Soru üzerine Erdoğan, göreve geldiklerinde Türkiye'nin IMF'ye 23,5 milyar dolar borcu olduğunu, 2013'te bu miktarı ödeyerek IMF ile ilişkilerini kestiklerini hatırlattı.
Hayvan hakları yasa çalışması
Hayvan haklarına ilişkin yasa çalışmasına yönelik soruyu yanıtlayan Erdoğan, AK Parti milletvekillerinin bu konuda yaptıkları çalışmanın Mecliste kanunlaşma aşamasında olduğuna işaret etti.
Geçen hafta AK Parti Merkez Karar Yürütme Kurulunda hayvan haklarına yönelik konuyu görüştüklerini ve sürecin hızlandırılmasını istediğini aktaran Erdoğan, "Şu anda Tekirdağ Milletvekilimiz Mustafa Bey, komisyon başkanı da olması hasebiyle de işi süratle devam ettiriyorlar. İnşallah başaracağız." dedi.
Kimi zaman televizyonda gördüğü hayvanlara yönelik muamele karşısında yıkıldığını dile getiren Erdoğan, kendisinin de 15-16 evcil hayvanı bulunduğunu, bunların gittiği yerlerde kendisine ve eşine hediye edildiği anlattı.
Ayrıca evde oğlunun muhabbet kuşlarının bulunduğuna dikkati çeken Erdoğan, şunları kaydetti:
"Bizim Rümeysa kızımız var, o da bir alem.
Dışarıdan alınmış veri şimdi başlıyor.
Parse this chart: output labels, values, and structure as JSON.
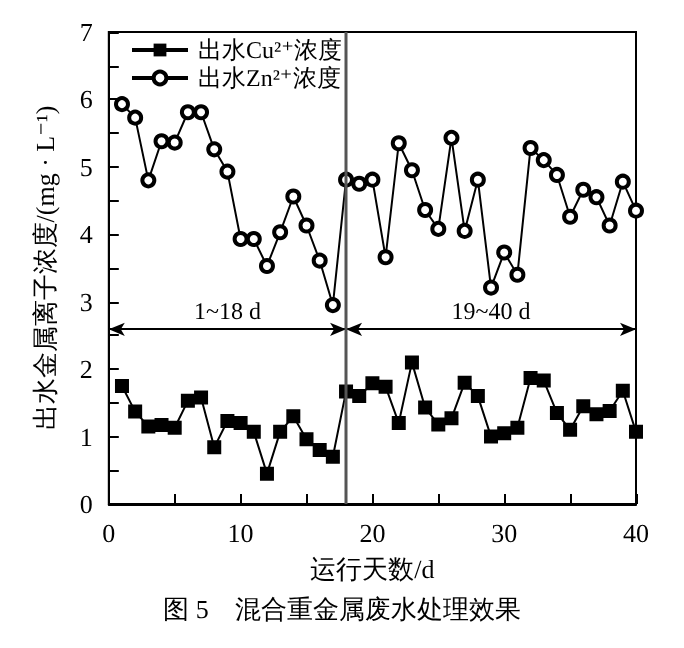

Bana kendilerini gösteriyor, onda da 3-4 tane kedi var. Yani sevilmeyecek gibi değil. İşte bazen bu pitbullar falan ürkütüyor. Ama biliyorsunuz bizim öyle bir peygamberimiz var ki... Yolda giderken kenarda bir köpek ölüsünü görüyor, birileri burnunu kapatıyor. Fakat peygamber efendimiz 'Dişleri ne kadar güzel' diyor. İşte biz böyle bir peygamberin ümmetiyiz. Aynı şekilde büyük sahabe Ebu Hureyre... Adı niye Hureyre? Kedilerin babası. Böyle bir ümmetiz, böyle bir ümmetin mensuplarıyız. Dolayısıyla bizim hayvanlara karşı olan yaklaşımımızın kesinlikle çok farklı olması lazım, çok olumlu olması lazım. Tedbirlerimiz neyse alacağız. Bu çalışma kamuoyunda evcil hayvanlara yönelik düzenleme gibi algılanıyor ama biz bunu çok daha geniş düşünüyoruz. İnşallah bu kapsamda da bunu bitireceğiz."
Ayasofya-i Kebir Camii Şerifi'nde düzenlenen törende torunu Ömer Tayyip Erdoğan'ın hafızlık icazeti aldığının hatırlatılması üzerine Erdoğan, torununun böyle bir meziyete sahip bulunmasından çok mutlu olduğunu sözlerine ekledi.